The condition for its existence is therefore national liberation and the renaissance of the state. In the colonial situation, culture, which is doubly deprived of the support of the nation and of the state, falls away and dies. The nation is not only the condition of culture, its fruitfulness, its continuous renewal, and its deepening. It is also a necessity. It is the fight for national existence which sets culture moving and opens to it the doors of creation. Later on it is the nation which will ensure the conditions and framework necessary to culture.

The nation gathers together the various indispensable elements necessary for the creation of a culture, those elements which alone can give it credibility, validity, life and creative power. In the same way it is its national character that will make such a culture open to other cultures and which will enable it to influence and permeate other cultures (so, being a cultural nationalist does not mean being "closed" to international influence – it just means you get to know yourself first, and then what you can get from, and give to, the world). A non-existent culture can hardly be expected to have bearing on reality, or to influence reality. The first necessity is the re-establishment of the nation in order to give life to national culture in the strictly biological sense of the phrase.

If man is known by his acts, then we will say that the most urgent thing today for the intellectual is to build up his nation. If this building up is true, that is to say if it interprets the manifest will of the people and reveals the eager African peoples, then the building of a nation is of necessity accompanied by the discovery and encouragement of universalizing values.

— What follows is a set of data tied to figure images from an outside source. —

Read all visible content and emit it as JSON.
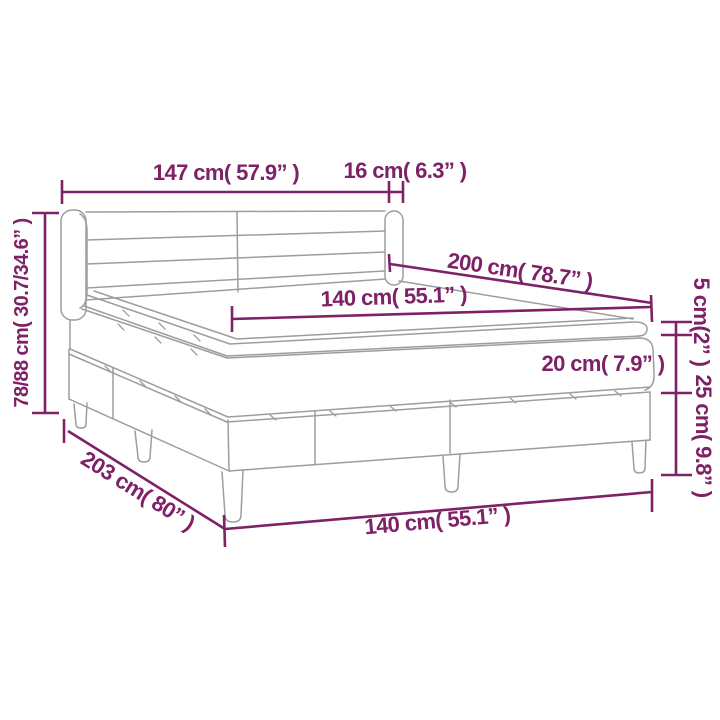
{
  "page": {
    "background": "#FFFFFF"
  },
  "diagram": {
    "subject": "box spring bed with headboard, mattress and topper",
    "accent_color": "#7E2167",
    "line_color": "#9D9D9D",
    "labels": {
      "headboard_width": "147 cm( 57.9” )",
      "headboard_side_depth": "16 cm( 6.3” )",
      "overall_height": "78/88 cm( 30.7/34.6” )",
      "bed_length": "200 cm( 78.7” )",
      "mattress_width": "140 cm( 55.1” )",
      "topper_height": "5 cm(2” )",
      "mattress_height": "20 cm( 7.9” )",
      "base_height": "25 cm( 9.8” )",
      "base_length": "203 cm( 80” )",
      "base_width": "140 cm( 55.1” )"
    }
  }
}
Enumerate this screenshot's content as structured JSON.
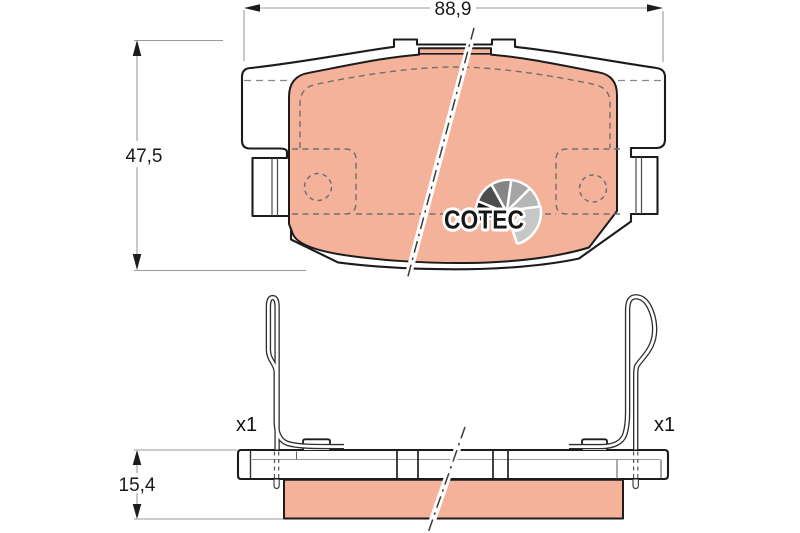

Far from keeping aloof from other nations, therefore, it is national liberation which leads the nation to play its part on the stage of history (as with Gambia’s hosting of the African Union Summit). It is at the heart of national consciousness that international consciousness lives and grows. And this two-fold emerging is ultimately the source of all culture".

Editor’s Note:

Even at age 52, Fanon’s extraordinary Black Skins, White Masks still blows my mind every time I read it (available at Timbooktoo). His undoubted masterpiece was the Wretched of the Earth which dissected post-colonial Africa’s descent into corruption, chaos and dictatorship with clinical precision (Fanon was a doctor of psychiatry). It was said that the Black Panthers in the 1960s USA had "An AK47 in the right hand and Fanon’s Wretched of the Earth in the left hand". This remarkable philosopher and active revolutionary died of leukaemia at the tender age of 36, I think in 1963, while helping the heroic Algerians fight the fascist French. May his heroic soul rest in perfect peace.